I probably wasn’t being clear about my objective.
Consider a Lasso model, w/ one hyper-parameter λ.
Suppose I have a grid of possible values for λ: G=[0.0, 0.1, …, 1.0]
(Sometimes sklearn includes a default grid, sometimes I make my own grid, sometimes I use another tuning method…)
My objective: find the model w/ the best out-of-sample (OOS) predictive power (where I define “best” as minimum RMSE),
Q: how do I select the optimal hyper-parameter?
- Partition the rows into
train
&test
samples. - For each λ in G, compute the average CV RMSE within X[train,:] using K-fold CV or some other resampling technique.

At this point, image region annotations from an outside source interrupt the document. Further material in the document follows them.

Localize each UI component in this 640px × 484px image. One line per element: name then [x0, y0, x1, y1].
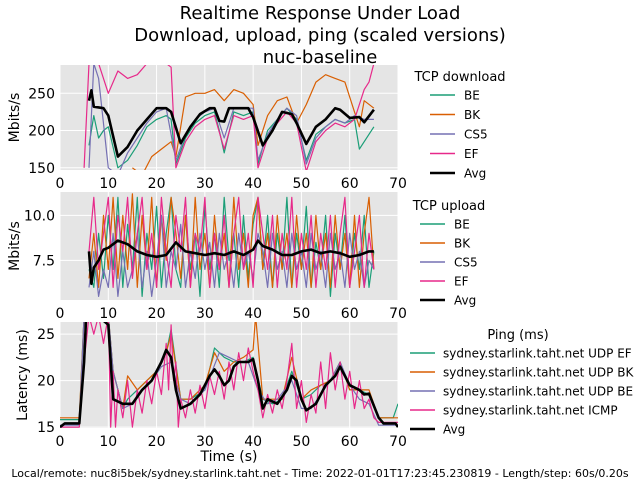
- legend-label: CS5: [464, 128, 488, 142]
- legend-label: BK: [454, 237, 471, 251]
- series-line-ef: [83, 65, 375, 170]
- x-tick-label: 30: [196, 434, 214, 450]
- legend-label: sydney.starlink.taht.net ICMP: [443, 404, 618, 418]
- title-line-2: Download, upload, ping (scaled versions): [134, 25, 506, 46]
- series-group: [83, 65, 375, 170]
- y-tick-label: 150: [28, 161, 55, 177]
- x-axis-label: Time (s): [200, 449, 258, 465]
- legend-label: sydney.starlink.taht.net UDP BK: [443, 366, 634, 380]
- legend: TCP download BE BK CS5 EF Avg: [413, 70, 505, 181]
- legend: TCP upload BE BK CS5 EF Avg: [412, 199, 486, 308]
- title-line-1: Realtime Response Under Load: [180, 3, 461, 24]
- legend-label: BE: [454, 218, 470, 232]
- panel-3: 0 10 20 30 40 50 60 70 15 20 25 Latency (ms) Ping (m…: [15, 322, 634, 450]
- y-tick-label: 20: [37, 374, 55, 390]
- legend-label: EF: [454, 275, 469, 289]
- x-tick-label: 20: [148, 176, 166, 192]
- legend-label: BK: [464, 108, 481, 122]
- x-tick-label: 50: [293, 434, 311, 450]
- x-tick-label: 70: [389, 434, 407, 450]
- legend-title: TCP upload: [412, 199, 486, 214]
- x-tick-label: 40: [244, 306, 262, 322]
- series-line-cs5: [88, 65, 374, 170]
- y-axis-label: Mbits/s: [7, 221, 23, 271]
- legend-label: sydney.starlink.taht.net UDP EF: [443, 347, 632, 361]
- x-tick-label: 70: [389, 176, 407, 192]
- x-tick-label: 60: [341, 434, 359, 450]
- series-line-ef: [88, 196, 375, 288]
- x-tick-label: 0: [56, 434, 65, 450]
- series-line-bk: [88, 193, 375, 288]
- x-tick-label: 40: [244, 176, 262, 192]
- x-tick-label: 10: [99, 176, 117, 192]
- x-tick-label: 60: [341, 176, 359, 192]
- x-tick-label: 10: [99, 306, 117, 322]
- y-tick-label: 250: [28, 86, 55, 102]
- y-tick-label: 15: [37, 420, 55, 436]
- legend-label: Avg: [443, 423, 465, 437]
- legend-label: CS5: [454, 256, 478, 270]
- series-line-avg: [87, 89, 375, 158]
- y-tick-label: 10.0: [24, 208, 55, 224]
- y-tick-label: 200: [28, 124, 55, 140]
- y-tick-label: 7.5: [33, 253, 55, 269]
- x-tick-label: 20: [148, 306, 166, 322]
- legend-label: Avg: [464, 167, 486, 181]
- x-tick-label: 70: [389, 306, 407, 322]
- title-line-3: nuc-baseline: [263, 47, 378, 68]
- legend-label: BE: [464, 89, 480, 103]
- x-tick-label: 30: [196, 176, 214, 192]
- y-axis-label: Mbits/s: [7, 93, 23, 143]
- panel-1: 0 10 20 30 40 50 60 70 150 200 250 Mbits/s TCP downl…: [7, 65, 506, 192]
- legend-title: TCP download: [413, 70, 505, 85]
- x-tick-label: 60: [341, 306, 359, 322]
- x-tick-label: 40: [244, 434, 262, 450]
- legend-label: EF: [464, 147, 479, 161]
- x-tick-label: 30: [196, 306, 214, 322]
- legend-label: sydney.starlink.taht.net UDP BE: [443, 385, 633, 399]
- x-tick-label: 20: [148, 434, 166, 450]
- series-group: [60, 322, 398, 428]
- x-tick-label: 0: [56, 176, 65, 192]
- series-line-avg: [60, 322, 398, 428]
- legend-label: Avg: [454, 294, 476, 308]
- series-line-avg: [87, 239, 374, 286]
- y-tick-label: 25: [37, 327, 55, 343]
- x-tick-label: 50: [293, 176, 311, 192]
- series-group: [87, 193, 375, 297]
- y-axis-label: Latency (ms): [15, 329, 31, 421]
- footer-info: Local/remote: nuc8i5bek/sydney.starlink.…: [11, 467, 629, 480]
- legend: Ping (ms) sydney.starlink.taht.net UDP EF…: [410, 328, 634, 437]
- x-tick-label: 0: [56, 306, 65, 322]
- x-tick-label: 50: [293, 306, 311, 322]
- x-tick-label: 10: [99, 434, 117, 450]
- legend-title: Ping (ms): [487, 328, 548, 343]
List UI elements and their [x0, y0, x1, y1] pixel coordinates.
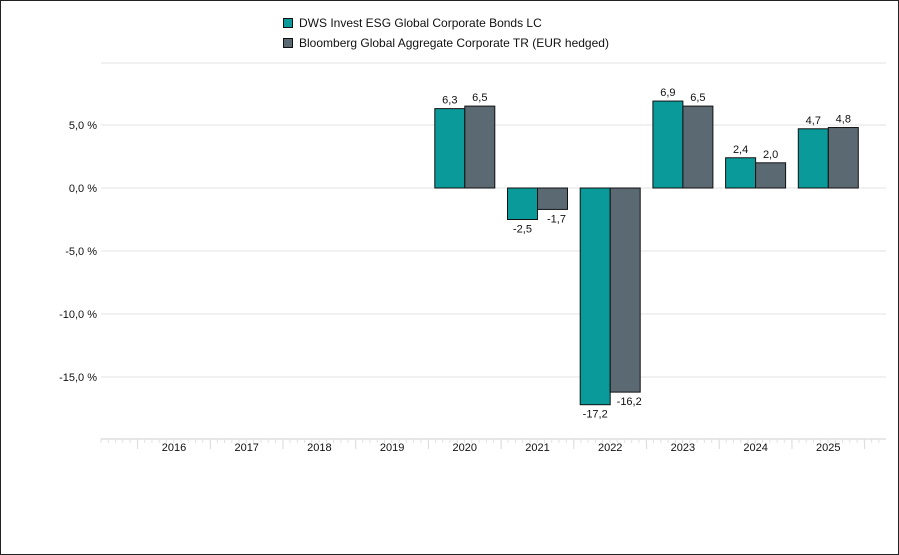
bar	[725, 157, 757, 189]
bar	[537, 187, 568, 210]
x-tick-label: 2025	[816, 442, 840, 454]
bar	[579, 187, 611, 406]
y-tick-label: -10,0 %	[59, 309, 97, 321]
data-label: -17,2	[583, 409, 608, 421]
x-tick-label: 2022	[598, 442, 622, 454]
bar	[827, 127, 859, 189]
data-label: -1,7	[547, 213, 566, 225]
bar	[609, 187, 641, 393]
data-label: 6,5	[690, 92, 705, 104]
legend-swatch-fund	[283, 18, 293, 28]
legend-label-fund: DWS Invest ESG Global Corporate Bonds LC	[299, 16, 542, 30]
legend-label-benchmark: Bloomberg Global Aggregate Corporate TR …	[299, 36, 609, 50]
legend: DWS Invest ESG Global Corporate Bonds LC…	[283, 13, 609, 53]
bar	[797, 128, 829, 189]
data-label: 6,5	[472, 92, 487, 104]
bar	[652, 100, 684, 189]
data-label: 4,8	[836, 114, 851, 126]
data-label: 4,7	[806, 115, 821, 127]
x-tick-label: 2024	[743, 442, 767, 454]
legend-item-fund: DWS Invest ESG Global Corporate Bonds LC	[283, 13, 609, 33]
legend-swatch-benchmark	[283, 38, 293, 48]
x-tick-label: 2021	[525, 442, 549, 454]
data-label: -2,5	[513, 224, 532, 236]
bar	[434, 108, 466, 189]
bar	[464, 105, 496, 189]
x-tick-label: 2020	[453, 442, 477, 454]
y-tick-label: 5,0 %	[69, 120, 97, 132]
legend-item-benchmark: Bloomberg Global Aggregate Corporate TR …	[283, 33, 609, 53]
bar	[755, 162, 787, 189]
data-label: 6,9	[660, 87, 675, 99]
bar	[507, 187, 538, 220]
x-tick-label: 2017	[234, 442, 258, 454]
y-tick-label: -5,0 %	[65, 246, 97, 258]
y-tick-label: 0,0 %	[69, 183, 97, 195]
data-label: 6,3	[442, 95, 457, 107]
x-tick-label: 2023	[671, 442, 695, 454]
x-tick-label: 2019	[380, 442, 404, 454]
bar	[682, 105, 714, 189]
data-label: -16,2	[617, 396, 642, 408]
data-label: 2,0	[763, 149, 778, 161]
data-label: 2,4	[733, 144, 748, 156]
y-tick-label: -15,0 %	[59, 372, 97, 384]
x-tick-label: 2016	[162, 442, 186, 454]
x-tick-label: 2018	[307, 442, 331, 454]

Note: this means splitting X[train,:] into K-folds.
For each λ I will have a score (CV RMSE). - Select the optimal λ according to some method.
Many select the λ w/ the lowest CV RMSE.
Tibshirani et al recommend the λ corresponding to the most parsimonious model (fewest nonzero predictors) w/ CV RMSE 1 standard deviation above the minimum.
A good ML interface allows the user to specify a technique for selecting the optimal λ. - Using the optimal λ, predict y w/ X[test,:] & compute OOS RMSE(y[test], pred).
It might seem a bit redundant.
CV-RMSE is to avoid overfitting during model training.
The 1sd method (for example) is to avoid overfitting during model selection.